Pretty as Paint

So, I picked up Twiggy’s autobiography, just to see what she had to say about Ken Russell and THE BOY FRIEND. She seems to have enjoyed the experience.

Amusing story ~ they’re restaging the famous girls-dancing-on-plane gag from FLYING DOWN TO RIO and Ken decides he wants the biplane to be silver. This will involve painting it overnight.

But the next morning the plane is white. The man responsible explains that there was no silver paint to be had and so they thought Ken would be OK with white.Ken explodes, which was one of his talents. “Do you know who I am?” Twiggy quotes him as saying. Usually, the answer to that question ought to be “An arsehole?” but here it would be more properly rendered as “Mad genius enfant terrible scourge of the boring and unambitious British cinema,” perhaps adding “and a man who very much wants a silver biplane.” Ken settled for “I’m the director of this fucking picture!”

The man is sent off to get silver paint. He comes back with a lot of little eggcup-sized cans, the kind sold in model shops. About 500 of them, in a van. The only silver paint to be had in London. (The ’70s were crap, in some ways.) You ever used that stuff? Tiny tins, and you can never get it to come out silver. The idea of painting an entire plane with it…

I love the art department, as I may have mentioned before. A can-do art department marks the difference between an efficient, fun shoot, and a slog.

I always remember this story from Ed Naha’s The Making of Dune. David Lynch has invented a scene not in the script (and it’s HIS script!) in which Kyle McLachlan trains his Fremen warriors to destroy a rotating black cube thing with sheer lung power. I can’t, off-hand, recall if the scene made it into the finished cut, which always seemed most lacking in what should be the second half of act 2. Suddenly it’s the climax!(The scene exists, but the “box” Naha describes is a pyramid. Did they reshoot it with a different Platonic solid shape-thing?)

Anyhow, Lynch has twenty minutes left to get the shot when he notices a speck of white on the black cube. He calls for an art department guy.
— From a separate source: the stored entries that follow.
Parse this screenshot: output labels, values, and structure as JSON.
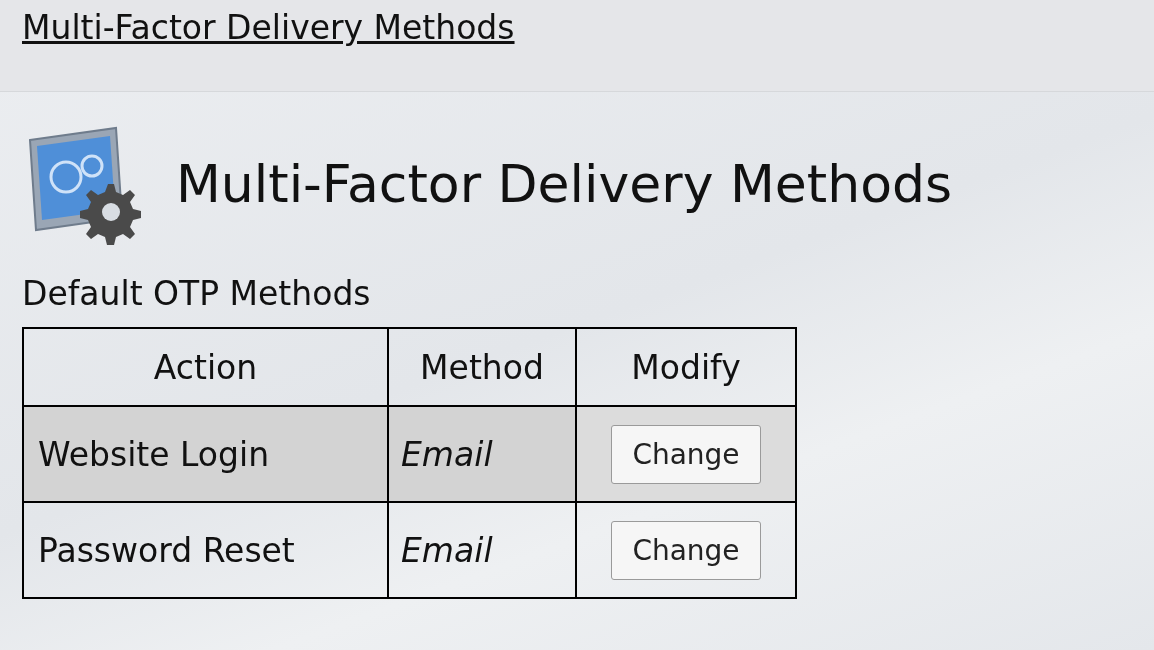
{
  "breadcrumb": {
    "label": "Multi-Factor Delivery Methods"
  },
  "page_title": "Multi-Factor Delivery Methods",
  "section_title": "Default OTP Methods",
  "table": {
    "columns": [
      "Action",
      "Method",
      "Modify"
    ],
    "rows": [
      {
        "action": "Website Login",
        "method": "Email",
        "button": "Change",
        "selected": true
      },
      {
        "action": "Password Reset",
        "method": "Email",
        "button": "Change",
        "selected": false
      }
    ]
  }
}
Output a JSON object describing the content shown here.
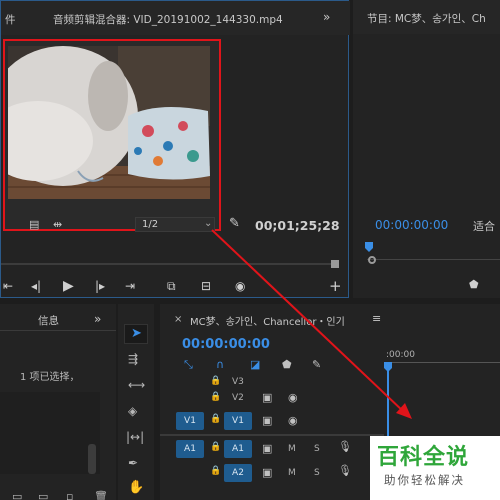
{
  "source": {
    "tab_fragment": "件",
    "title": "音频剪辑混合器: VID_20191002_144330.mp4",
    "menu_icon": "double-chevron-icon",
    "zoom": "1/2",
    "timecode": "00;01;25;28",
    "transport": [
      "mark-in-icon",
      "step-back-icon",
      "play-icon",
      "step-forward-icon",
      "go-out-icon",
      "insert-icon",
      "overwrite-icon",
      "camera-icon",
      "plus-icon"
    ]
  },
  "program": {
    "title": "节目: MC梦、송가인、Ch",
    "timecode": "00:00:00:00",
    "fit_label": "适合"
  },
  "info": {
    "title": "信息",
    "selection_text": "1 项已选择，"
  },
  "timeline": {
    "sequence_title": "MC梦、송가인、Chancellor・인기",
    "timecode": "00:00:00:00",
    "ruler_label": ":00:00",
    "tracks": [
      {
        "name": "V3",
        "src": "",
        "dst": ""
      },
      {
        "name": "V2",
        "src": "",
        "dst": ""
      },
      {
        "name": "V1",
        "src": "V1",
        "dst": "V1"
      },
      {
        "name": "A1",
        "src": "A1",
        "dst": "A1"
      },
      {
        "name": "A2",
        "src": "",
        "dst": "A2"
      }
    ],
    "m_label": "M",
    "s_label": "S"
  },
  "watermark": {
    "title": "百科全说",
    "subtitle": "助你轻松解决"
  },
  "colors": {
    "highlight_red": "#e0141a",
    "accent_blue": "#3a8ee6",
    "track_blue": "#1f5c8f",
    "brand_green": "#2fa63a"
  }
}
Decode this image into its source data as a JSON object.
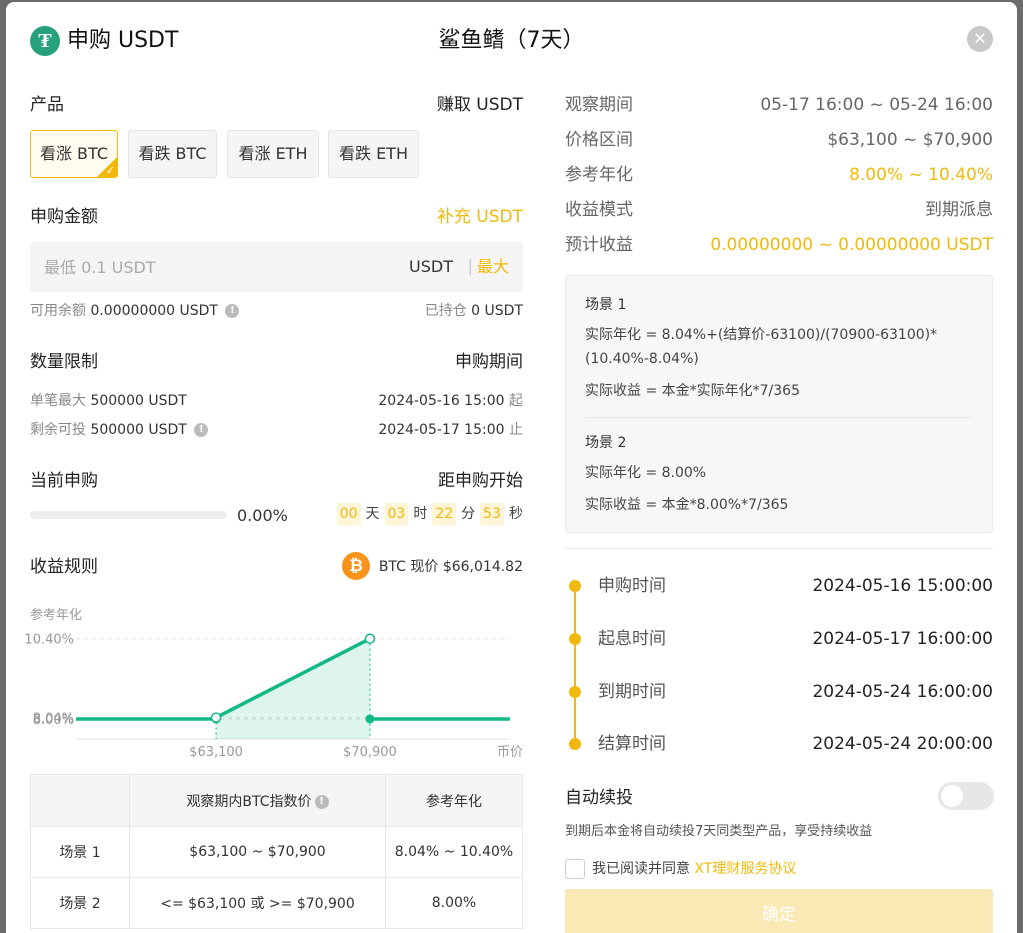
{
  "header": {
    "title": "申购 USDT",
    "product_name": "鲨鱼鳍（7天）",
    "close_glyph": "✕"
  },
  "left": {
    "product_label": "产品",
    "earn_label": "赚取 USDT",
    "products": [
      "看涨 BTC",
      "看跌 BTC",
      "看涨 ETH",
      "看跌 ETH"
    ],
    "selected_product": "看涨 BTC",
    "amount_label": "申购金额",
    "topup_link": "补充 USDT",
    "input": {
      "placeholder": "最低 0.1 USDT",
      "unit": "USDT",
      "sep": "|",
      "max_label": "最大"
    },
    "available_label": "可用余额",
    "available_value": "0.00000000 USDT",
    "held_label": "已持仓",
    "held_value": "0 USDT",
    "limit_label": "数量限制",
    "period_label": "申购期间",
    "single_max_label": "单笔最大",
    "single_max_value": "500000 USDT",
    "remaining_label": "剩余可投",
    "remaining_value": "500000 USDT",
    "period_start": "2024-05-16 15:00",
    "period_start_suffix": "起",
    "period_end": "2024-05-17 15:00",
    "period_end_suffix": "止",
    "current_label": "当前申购",
    "current_percent_text": "0.00%",
    "current_progress": 0.0,
    "countdown_label": "距申购开始",
    "countdown": {
      "d": "00",
      "d_unit": "天",
      "h": "03",
      "h_unit": "时",
      "m": "22",
      "m_unit": "分",
      "s": "53",
      "s_unit": "秒"
    },
    "rules_label": "收益规则",
    "btc_glyph": "₿",
    "btc_price_label": "BTC 现价",
    "btc_price": "$66,014.82"
  },
  "chart_data": {
    "type": "line",
    "ylabel": "参考年化",
    "xlabel": "币价",
    "y_ticks": [
      "10.40%",
      "8.04%",
      "8.00%"
    ],
    "x_ticks": [
      "$63,100",
      "$70,900"
    ],
    "ylim": [
      7.4,
      10.75
    ],
    "xlim": [
      56000,
      78000
    ],
    "series": [
      {
        "points": [
          [
            56000,
            8.0
          ],
          [
            63100,
            8.0
          ]
        ]
      },
      {
        "points": [
          [
            63100,
            8.04
          ],
          [
            70900,
            10.4
          ]
        ]
      },
      {
        "points": [
          [
            70900,
            8.0
          ],
          [
            78000,
            8.0
          ]
        ]
      }
    ],
    "color": "#12b886"
  },
  "table": {
    "headers": [
      "",
      "观察期内BTC指数价",
      "参考年化"
    ],
    "rows": [
      [
        "场景 1",
        "$63,100 ~ $70,900",
        "8.04% ~ 10.40%"
      ],
      [
        "场景 2",
        "<= $63,100 或 >= $70,900",
        "8.00%"
      ]
    ]
  },
  "right": {
    "info": [
      {
        "label": "观察期间",
        "value": "05-17 16:00 ~ 05-24 16:00"
      },
      {
        "label": "价格区间",
        "value": "$63,100 ~ $70,900"
      },
      {
        "label": "参考年化",
        "value": "8.00% ~ 10.40%"
      },
      {
        "label": "收益模式",
        "value": "到期派息"
      },
      {
        "label": "预计收益",
        "value": "0.00000000 ~ 0.00000000 USDT"
      }
    ],
    "scenario1": {
      "title": "场景 1",
      "formula1": "实际年化 = 8.04%+(结算价-63100)/(70900-63100)*(10.40%-8.04%)",
      "formula2": "实际收益 = 本金*实际年化*7/365"
    },
    "scenario2": {
      "title": "场景 2",
      "formula1": "实际年化 = 8.00%",
      "formula2": "实际收益 = 本金*8.00%*7/365"
    },
    "timeline": [
      {
        "label": "申购时间",
        "value": "2024-05-16 15:00:00"
      },
      {
        "label": "起息时间",
        "value": "2024-05-17 16:00:00"
      },
      {
        "label": "到期时间",
        "value": "2024-05-24 16:00:00"
      },
      {
        "label": "结算时间",
        "value": "2024-05-24 20:00:00"
      }
    ],
    "auto_label": "自动续投",
    "auto_desc": "到期后本金将自动续投7天同类型产品，享受持续收益",
    "agree_text": "我已阅读并同意",
    "agree_link": "XT理财服务协议",
    "confirm": "确定"
  }
}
The guy walks up to the blemished space cube and delivers a daub of black paint from a paint-pot.

Lynch is dumbfounded. “Now I have brush-strokes up there!” he exclaims.

Lynch’s eyes dilate even further as the worker returns with a ladder and proceeds to repaint the entire top of the black box… with a brush.


Lynch stares at the box. “No! Not OK! It looks fifty times worse! One hundred times worse! Can anyone see if they can find a can of black spray paint?”

One feels for him. It’s a scenario right out of some Hollywood spoof, with the director (jodhpurs and megaphone) driven to apoplexy by some incompetent underling (Marion Davies, Peter Sellers), jumping up and down and tearing his hair out. Or as Lynch confides in the documentary Lynch, while shooting part of INLAND EMPIRE with an inexperienced team, “You wonder what kinda heavy burden Einstein musta carried. Surrounded by fuckin’ assholes.” It’s also a lot like Lynch’s scenes of Kafkaesque bumbling accomplices: there’s a good filmmaking one in INLAND EMPIRE. The first is probably Paul (a favourite Lynch name: DUNE was meant to be) in ERASERHEAD, the buzzer-happy pencil manufacturer.

A little later, in Naha’s book: “That guy? Our painter? He’s usually very good.”

8 Responses to “Pretty as Paint”

  1. david wingrove Says:

    I adored every moment of THE BOY FRIEND but must admit I don;t remember the scene in DUNE. Perhaps I had dozed off at that point?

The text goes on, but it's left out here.